Das Geld für den Ball wurde vorher auf Abi-Partys verdient oder von spendierfreudigen Eltern bereitgestellt. Stolz möchte man seinen wohlgeratenen Sprösslingen auch zu einer unvergesslichen und angemessenen Feier verhelfen. Die weiblichen Mitglieder des Jahrgangs haben keinerlei Probleme mit dem Styling, da die Kleiderfrage schon seit Montaten geklärt ist. Die Herren haben sogar eigens ihren Konfirmationsanzug aussortiert und sich auf Anraten ihrer Mütter einen schicken, neuen zugelegt. Ein üppiges Büfett sorgt für Verpflegung, eine Band für Unterhaltung, und Schüleransprachen, einstudierte Lieder über die Schule und kleine Schauspieleinlagen versüßen die Zeit, bis endlich die Großeltern den Ball verlassen.

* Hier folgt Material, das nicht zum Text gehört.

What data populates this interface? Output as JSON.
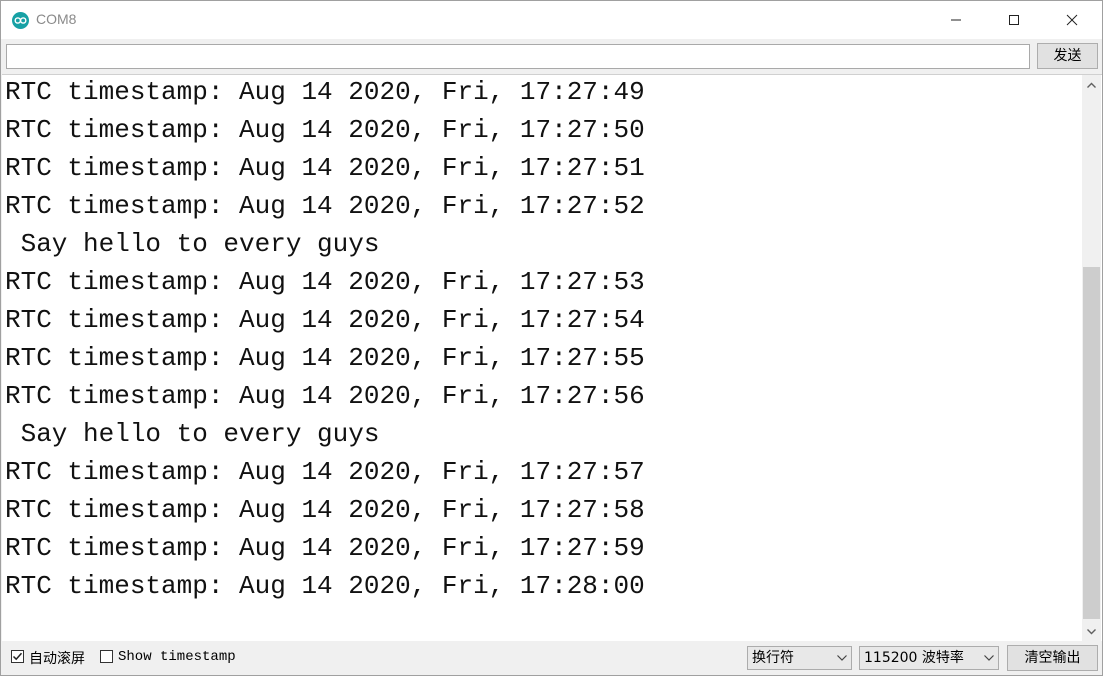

Denn spätestens ab 24 Uhr wird die Tanzfläche gerockt, und der eigentlich öde Politiklehrer beeindruckt mit heißen Breakdance-Einlagen. Wenn einem dann der heimliche Schwarm noch gesteht, dass er einen seit der siebten Klasse liebt, ist wohl alles perfekt und der Abend absolut gelungen.

von Isabelle Sckade

Die Abi-Reise
Elvis ist tot. Sex, Drugs und Rock ‘n’ Roll jedoch nicht. Jedenfalls nicht auf Abifahrten. Kurz nach den schriftlichen Prüfungen reist der Jahrgang in die Sonne, um den Abistress zu vergessen. Gecharterte Busse mit Hunderten von 
Fastabiturienten bewegen sich jedes Jahr zwischen Mai und Juni auf den Autobahnen in Richtung Glückseligkeit: nach Lloret de Mar, zum Balaton oder nach Jütland. In welchen Ländern diese Regionen liegen, ist den Feiernden egal – ist ja Party und kein Erdkunde-LK. Auch brauchen sie sich nicht auf fremde Sprachen einstellen: In den Enklaven der guten Laune ist sowieso nur die deutsche Bildungselite unterwegs. Selbst die Unterkunft ist da zweitranging: Geschlafen wird am Strand, und das Zimmer nur zum Umziehen benutzt.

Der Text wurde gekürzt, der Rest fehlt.